I'll escalate this.  I'm sure it's coming from the performance and benchmarking team on the C++ side of the house.  We used to have proprietary #pragma SIMD and !dir$ SIMD with the Classic compilers.  The new LLVM compilers have dropped the Intel proprietary SIMD pragma/directive and told users to use OMP directives instead.  In this mindset, the old SIMD directives WERE enabled by default at O1 and above.  I'm sure some wise person decided that therefore OMP SIMD should likewise be recognized by the upper -O options.  Because surely if they put in SIMD options they'd want those pulled in at O1 and above.  Actually, the likely decision was  some argument along the lines of: Intel processors usually can get better performance with vectorization, hence we'll do whatever we can to vectorize your code as aggressively as possible. 

I'll let you know the outcome.




-qopenmp-simd (/Qopenmp-simd) is automatically enabled with ifort -O2 and ifx -O1 according to the Fortran DGR

To disable the OpenMP SIMD directives at higher opt levels use -qno-openmp-simd (/Qopenmp-simd-).

Black Belt



I think this/these actions were the result of the purge (forced retirement) of the old stalwarts of the design teams&committees.
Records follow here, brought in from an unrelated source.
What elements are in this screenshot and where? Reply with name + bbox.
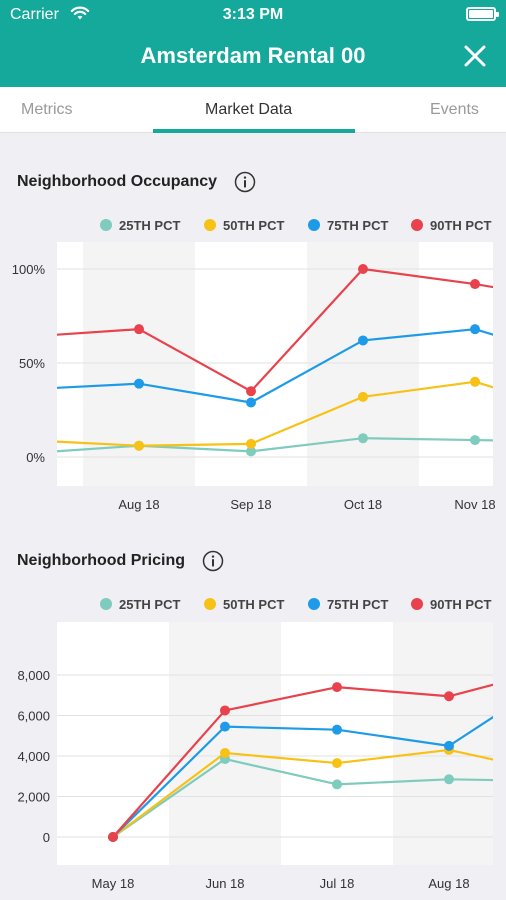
x-tick-label: Aug 18 [118,497,159,512]
legend-dot-50th [204,598,216,610]
nav-bar: Amsterdam Rental 00 [0,30,506,87]
x-tick-label: May 18 [92,876,135,891]
info-icon[interactable] [202,550,224,572]
y-tick-label: 0% [26,450,45,465]
x-tick-label: Jul 18 [320,876,355,891]
tab-market-data[interactable]: Market Data [205,101,293,118]
series-group [57,264,493,457]
data-point-4 [220,705,230,716]
pricing-title: Neighborhood Pricing [17,552,185,569]
legend-item-25th: 25TH PCT [100,594,180,614]
tab-metrics[interactable]: Metrics [21,101,73,118]
occupancy-legend: 25TH PCT 50TH PCT 75TH PCT 90TH PCT [0,215,506,235]
y-tick-label: 8,000 [17,668,50,683]
legend-label-50th: 50TH PCT [223,596,285,612]
series-line-2 [57,380,493,447]
legend-dot-90th [411,598,423,610]
carrier-label: Carrier [10,6,59,23]
legend-label-90th: 90TH PCT [430,217,492,233]
grid-band [393,622,493,865]
legend-label-75th: 75TH PCT [327,217,389,233]
data-point-3 [332,724,342,735]
series-line-1 [57,437,493,453]
legend-dot-90th [411,219,423,231]
legend-dot-50th [204,219,216,231]
x-tick-label: Sep 18 [230,497,271,512]
legend-item-50th: 50TH PCT [204,215,284,235]
tab-bar: Metrics Market Data Events [0,87,506,133]
legend-item-90th: 90TH PCT [411,215,491,235]
x-tick-label: Oct 18 [344,497,382,512]
data-point-2 [470,376,480,387]
tab-events[interactable]: Events [430,101,479,118]
close-icon[interactable] [460,41,490,71]
legend-item-90th: 90TH PCT [411,594,491,614]
data-point-4 [246,386,256,397]
wifi-icon [70,6,90,20]
y-tick-label: 4,000 [17,749,50,764]
occupancy-title: Neighborhood Occupancy [17,173,218,190]
info-icon[interactable] [234,171,256,193]
legend-item-25th: 25TH PCT [100,215,180,235]
grid-band [169,622,281,865]
legend-item-50th: 50TH PCT [204,594,284,614]
y-tick-label: 2,000 [17,790,50,805]
x-tick-label: Nov 18 [454,497,495,512]
data-point-1 [246,446,256,457]
grid-band [307,242,419,486]
legend-dot-25th [100,598,112,610]
battery-icon [466,7,499,21]
data-point-4 [134,324,144,335]
legend-label-25th: 25TH PCT [119,596,181,612]
data-point-1 [470,435,480,446]
data-point-2 [358,391,368,402]
series-line-4 [57,267,493,393]
data-point-4 [358,264,368,274]
data-point-2 [332,758,342,769]
data-point-3 [444,740,454,751]
legend-item-75th: 75TH PCT [308,594,388,614]
data-point-4 [108,832,118,842]
occupancy-chart: 0% 50% 100% Aug 18 Sep 18 Oct 18 Nov 18 [12,242,496,512]
legend-label-25th: 25TH PCT [119,217,181,233]
y-tick-label: 50% [19,356,45,371]
page-title: Amsterdam Rental 00 [140,43,366,68]
data-point-4 [444,691,454,702]
y-tick-label: 6,000 [17,709,50,724]
data-point-3 [358,335,368,346]
legend-item-75th: 75TH PCT [308,215,388,235]
data-point-1 [332,779,342,790]
pricing-legend: 25TH PCT 50TH PCT 75TH PCT 90TH PCT [0,594,506,614]
legend-dot-75th [308,598,320,610]
y-tick-label: 0 [43,830,50,845]
series-group [108,682,493,842]
data-point-4 [470,279,480,290]
data-point-3 [246,397,256,408]
data-point-4 [332,682,342,693]
legend-label-50th: 50TH PCT [223,217,285,233]
status-time: 3:13 PM [222,6,284,23]
data-point-1 [444,774,454,785]
pricing-chart: 0 2,000 4,000 6,000 8,000 May 18 Jun 18 Jul 18 A… [17,622,493,891]
x-tick-label: Aug 18 [428,876,469,891]
data-point-1 [358,433,368,444]
data-point-2 [134,440,144,451]
data-point-3 [134,378,144,389]
series-line-3 [57,328,493,404]
data-point-2 [246,438,256,449]
data-point-2 [220,747,230,758]
data-point-3 [470,324,480,335]
legend-label-90th: 90TH PCT [430,596,492,612]
data-point-3 [220,721,230,732]
legend-dot-25th [100,219,112,231]
y-tick-label: 100% [12,262,46,277]
legend-dot-75th [308,219,320,231]
status-bar: Carrier 3:13 PM [0,0,506,30]
x-tick-label: Jun 18 [205,876,244,891]
active-tab-indicator [153,129,355,133]
legend-label-75th: 75TH PCT [327,596,389,612]
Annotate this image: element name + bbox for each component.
This left the noobs to have more weigh-in in getting a hack introduced. IMHO

  #pragma simd ...

  !dir$ simd ...


Would have been the right way of handling this.


Note, this is not to say OpenMP SIMD directives are not needed.  You will, at times, need to specify where iteration space slicing is to occur in order to take full advantage of the SIMD instructions across thread workspace. To make a chimera out of the directive is like a cross-breed pooch.


Jim Dempsey


This is fixed in IFX v2023.0.  Note that you do not need the reduction clause in IFX.